The proposal for the design funds came after residents and Budget Committee members called plans for a $ 23 million, 30,000-square-foot facility on Elm Street too expensive and too large for a town of Peterborough’s size. Additionally, the $ 23 million, combined with the town’s $ 6 million in outstanding debt, would have pushed the town over the state maximum of $ 27 million in debt.

Several residents at Town Meeting asked questions about the working of the fire and ambulance stations, but those who expressed an opinion on the state of the station were in unanimous agreement that a new station was needed.

“The need is urgent,” said Dewitt Clark. “I think the design project needs to be funded and get off the ground, and let’s move our feet. Then we can have the other discussions about can we afford this, or, I look at it the other way, can we afford not to do this. ”

Sarah Steinberg Heller said the town had “hung the fire department out to dry” for too long.

“The fire and ambulance need us to step up as a community.
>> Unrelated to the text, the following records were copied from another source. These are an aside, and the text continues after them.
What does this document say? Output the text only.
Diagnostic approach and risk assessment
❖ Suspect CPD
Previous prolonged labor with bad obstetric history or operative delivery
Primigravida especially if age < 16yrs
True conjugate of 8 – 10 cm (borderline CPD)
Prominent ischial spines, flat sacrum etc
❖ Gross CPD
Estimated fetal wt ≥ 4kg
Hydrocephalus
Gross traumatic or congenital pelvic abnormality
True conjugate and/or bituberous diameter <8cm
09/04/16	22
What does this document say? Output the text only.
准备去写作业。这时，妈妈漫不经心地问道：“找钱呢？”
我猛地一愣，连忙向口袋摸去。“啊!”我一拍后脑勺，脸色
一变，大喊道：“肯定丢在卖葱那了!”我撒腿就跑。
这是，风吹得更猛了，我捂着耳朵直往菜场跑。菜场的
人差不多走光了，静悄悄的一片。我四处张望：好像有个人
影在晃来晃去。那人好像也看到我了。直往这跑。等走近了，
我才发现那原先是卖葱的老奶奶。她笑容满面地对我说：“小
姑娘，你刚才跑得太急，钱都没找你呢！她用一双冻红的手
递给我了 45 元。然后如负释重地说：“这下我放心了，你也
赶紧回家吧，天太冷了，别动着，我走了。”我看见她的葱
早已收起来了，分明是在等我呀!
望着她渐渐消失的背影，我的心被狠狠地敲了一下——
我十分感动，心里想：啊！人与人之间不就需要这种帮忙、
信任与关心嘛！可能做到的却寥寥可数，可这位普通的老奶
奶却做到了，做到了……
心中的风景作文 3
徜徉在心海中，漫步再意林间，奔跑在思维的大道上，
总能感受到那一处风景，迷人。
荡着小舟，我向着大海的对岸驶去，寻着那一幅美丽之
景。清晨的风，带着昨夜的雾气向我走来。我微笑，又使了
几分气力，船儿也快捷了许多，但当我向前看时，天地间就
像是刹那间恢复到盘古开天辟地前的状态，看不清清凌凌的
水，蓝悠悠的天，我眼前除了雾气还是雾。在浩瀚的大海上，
Let’s not kick the can down the road, please, ”Steinberg Heller said, to which the room responded to with applause.

In the only other article taken up at Wednesday’s open session, voters also approved $ 328,738 for the ambulance revolving fund. The fund supports two services, explained Town Administrator Nicole MacStay – the town’s 911 service and ambulance transfers.

In the past, Peterborough’s portion of the 911 service, which is supported by all the regional towns serviced by the ambulance, has been paid for through revenues from the transfer service. This year, the town requested the taxpayers fully support Peterborough’s share through tax dollars.

MacStay said in 2020, during the pandemic, costs skyrocketed and revenues, which are mainly paid by citizens who use the ambulance service or their insurance, plummeted, and have been slow to recover. Last year, the town requested the taxpayers approve the use of the town’s general fund balance to bolster the revolving fund, which was approved. MacStay said the hope was that it would be a one-time request, but recovery has not been as robust as hoped in the past year.

The voters who remained after the bond vote were unanimous in their support of the article, in a show of hands.